Desde hace algunos años se ha planteado la necesidad de que Panamá realice cambios constitucionales

Los sistemas democráticos representativos, cada vez son más exigidos y puestos a prueba. La amplitud de la participación ciudadana como principio fundamental del sistema democrático, comienza a mostrar fisuras.

Desde hace algunos años se ha planteado la necesidad de que Panamá realice cambios constitucionales para adecuar su carta magna, no obstante, la tan cacareada segunda vuelta electoral, como solución a la representatividad en materia de gobernanza, no ha sido del todo conveniente, según se muestra en la región.

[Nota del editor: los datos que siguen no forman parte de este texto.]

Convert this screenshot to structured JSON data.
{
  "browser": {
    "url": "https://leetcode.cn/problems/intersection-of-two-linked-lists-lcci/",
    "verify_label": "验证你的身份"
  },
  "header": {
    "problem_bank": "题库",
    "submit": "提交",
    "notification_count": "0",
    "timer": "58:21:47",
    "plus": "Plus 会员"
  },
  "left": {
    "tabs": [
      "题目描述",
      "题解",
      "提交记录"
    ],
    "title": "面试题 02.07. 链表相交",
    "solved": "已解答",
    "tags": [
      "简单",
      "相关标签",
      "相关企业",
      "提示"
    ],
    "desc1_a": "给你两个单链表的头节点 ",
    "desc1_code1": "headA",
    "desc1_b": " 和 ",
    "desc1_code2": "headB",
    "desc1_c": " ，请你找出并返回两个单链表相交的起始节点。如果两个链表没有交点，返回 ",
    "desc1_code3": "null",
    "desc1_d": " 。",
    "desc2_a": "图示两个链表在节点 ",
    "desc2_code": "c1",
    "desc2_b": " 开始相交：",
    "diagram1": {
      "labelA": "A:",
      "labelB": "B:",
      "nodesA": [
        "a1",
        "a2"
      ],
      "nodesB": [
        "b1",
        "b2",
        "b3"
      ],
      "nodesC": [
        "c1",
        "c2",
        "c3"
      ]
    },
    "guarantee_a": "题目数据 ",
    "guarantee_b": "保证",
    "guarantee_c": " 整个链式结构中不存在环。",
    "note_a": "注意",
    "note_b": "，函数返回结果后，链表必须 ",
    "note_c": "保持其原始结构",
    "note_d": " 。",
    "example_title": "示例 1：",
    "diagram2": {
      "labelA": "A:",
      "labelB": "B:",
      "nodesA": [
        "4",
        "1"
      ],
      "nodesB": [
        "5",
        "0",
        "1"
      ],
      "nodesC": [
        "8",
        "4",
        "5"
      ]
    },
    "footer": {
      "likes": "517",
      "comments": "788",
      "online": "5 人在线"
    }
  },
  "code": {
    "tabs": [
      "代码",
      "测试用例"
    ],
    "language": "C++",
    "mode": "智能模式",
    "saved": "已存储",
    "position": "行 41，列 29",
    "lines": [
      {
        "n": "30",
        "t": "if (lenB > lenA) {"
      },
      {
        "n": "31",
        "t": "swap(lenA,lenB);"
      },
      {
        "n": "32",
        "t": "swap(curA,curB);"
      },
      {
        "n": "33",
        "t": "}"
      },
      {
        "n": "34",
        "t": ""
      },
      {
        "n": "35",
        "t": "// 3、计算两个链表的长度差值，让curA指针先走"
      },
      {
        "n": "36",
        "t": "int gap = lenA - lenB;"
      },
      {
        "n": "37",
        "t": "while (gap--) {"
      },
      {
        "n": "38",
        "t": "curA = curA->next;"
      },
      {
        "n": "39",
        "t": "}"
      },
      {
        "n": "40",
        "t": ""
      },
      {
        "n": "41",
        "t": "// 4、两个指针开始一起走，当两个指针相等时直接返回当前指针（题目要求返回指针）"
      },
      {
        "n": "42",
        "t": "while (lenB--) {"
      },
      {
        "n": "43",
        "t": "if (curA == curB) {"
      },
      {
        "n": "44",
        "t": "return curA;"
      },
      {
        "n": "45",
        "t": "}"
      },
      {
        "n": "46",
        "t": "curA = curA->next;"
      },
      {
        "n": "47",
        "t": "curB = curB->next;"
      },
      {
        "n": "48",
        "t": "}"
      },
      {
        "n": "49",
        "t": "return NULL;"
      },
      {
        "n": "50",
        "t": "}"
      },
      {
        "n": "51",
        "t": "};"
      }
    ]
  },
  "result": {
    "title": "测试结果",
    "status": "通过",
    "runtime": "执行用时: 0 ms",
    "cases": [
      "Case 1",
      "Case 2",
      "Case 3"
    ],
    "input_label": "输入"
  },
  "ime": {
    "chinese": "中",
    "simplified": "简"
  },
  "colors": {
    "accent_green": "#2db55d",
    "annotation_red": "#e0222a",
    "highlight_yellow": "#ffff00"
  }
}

Ejemplos recientes como los de Perú, Colombia y Brasil, dan muestra del surgimiento de la polarización radicalizada de la población, frente al modelo de conducción política, referente a los aspectos económicos y sociales.

El ejercicio del balotaje en segunda vuelta electoral, entre los dos candidatos con mayor cantidad de votos en la primera vuelta, cuando no se obtenga 50% más 1; no ha sido, precisamente, el más conciliador de los procesos.

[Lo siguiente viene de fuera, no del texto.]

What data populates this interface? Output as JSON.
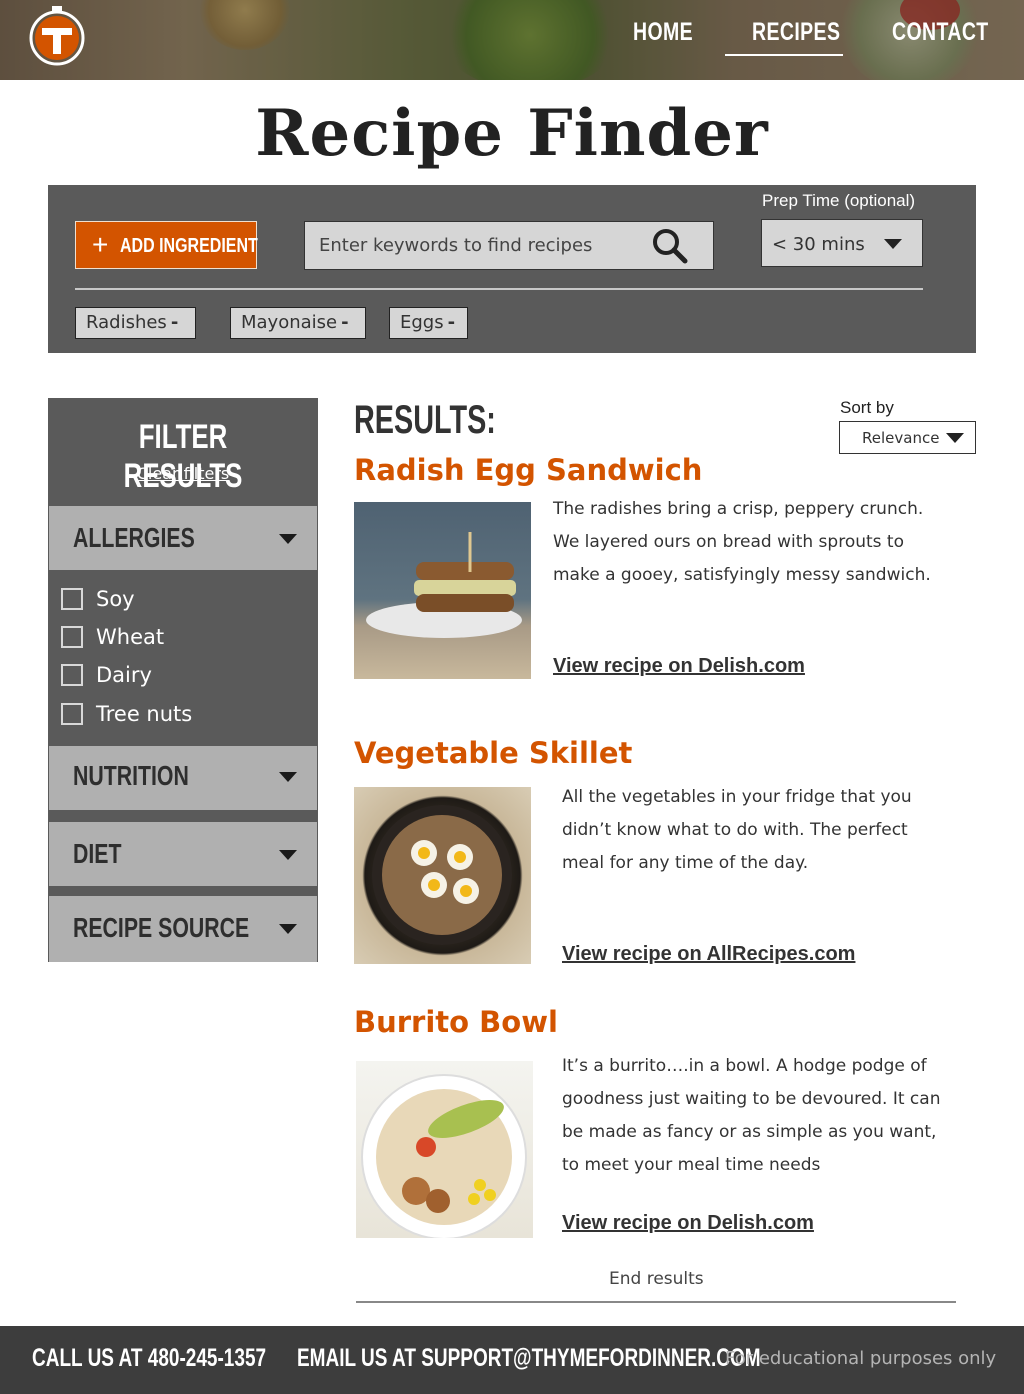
{
  "header": {
    "nav": {
      "home": "HOME",
      "recipes": "RECIPES",
      "contact": "CONTACT"
    },
    "active_nav": "recipes"
  },
  "page_title": "Recipe Finder",
  "search": {
    "add_ingredient_label": "ADD INGREDIENT",
    "keywords_placeholder": "Enter keywords to find recipes",
    "prep_time_label": "Prep Time (optional)",
    "prep_time_value": "< 30 mins",
    "chips": [
      "Radishes",
      "Mayonaise",
      "Eggs"
    ],
    "chip_remove_symbol": "-"
  },
  "filter": {
    "title": "FILTER RESULTS",
    "clear_label": "Clear filters",
    "sections": {
      "allergies": "ALLERGIES",
      "nutrition": "NUTRITION",
      "diet": "DIET",
      "recipe_source": "RECIPE SOURCE"
    },
    "allergies_options": [
      "Soy",
      "Wheat",
      "Dairy",
      "Tree nuts"
    ]
  },
  "results": {
    "title": "RESULTS:",
    "sort_label": "Sort by",
    "sort_value": "Relevance",
    "items": [
      {
        "title": "Radish Egg Sandwich",
        "description": "The radishes bring a crisp, peppery crunch. We layered ours on bread with sprouts to make a gooey, satisfyingly messy sandwich.",
        "link": "View recipe on Delish.com"
      },
      {
        "title": "Vegetable Skillet",
        "description": "All the vegetables in your fridge that you didn’t know what to do with. The perfect meal for any time of the day.",
        "link": "View recipe on AllRecipes.com"
      },
      {
        "title": "Burrito Bowl",
        "description": "It’s a burrito….in a bowl. A hodge podge of goodness just waiting to be devoured. It can be made as fancy or as simple as you want, to meet your meal time needs",
        "link": "View recipe on Delish.com"
      }
    ],
    "end_label": "End results"
  },
  "footer": {
    "call": "CALL US AT 480-245-1357",
    "email": "EMAIL US AT SUPPORT@THYMEFORDINNER.COM",
    "note": "For educational purposes only"
  },
  "colors": {
    "accent": "#d35400",
    "panel": "#5a5a5a",
    "section_header": "#b0b0b0",
    "footer": "#3d3d3d"
  }
}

En Panamá todavía se juzga que presidentes como Ernesto Pérez Balladares y Laurentino Cortizo, hayan ganado las elecciones con 33% de los votos. Sin embargo, revisando lo ocurrido en Latinoamérica, es probable que la representatividad que enmarca una sola vuelta electoral, resulte menos peligrosa que la polarización de una elección de dos mitades definidas por décimas porcentuales.

Tal vez, si se mira con lupa, resulte menos conflicto mantener la representatividad dentro del todo, que la de un sistema que estimule la radicalización de una sociedad convulsionada por enormes problemas sociales, económicos y políticos.

Muchas veces se habla que el problema está en las leyes, pero nunca se toca el tema de la resistencia del individuo frente a las normas que se le imponen; olvidándose, muchas veces, que los valores y costumbres de una sociedad, son el producto de los procesos que han sufrido.

Comparar Latinoamérica con otras latitudes con más siglos de horror, guerras, ensayo y error, es desconocer de dónde venimos y cómo llegamos. Acá, todavía las mujeres paren chiquillos y se sonríe, a pesar de la tragedia.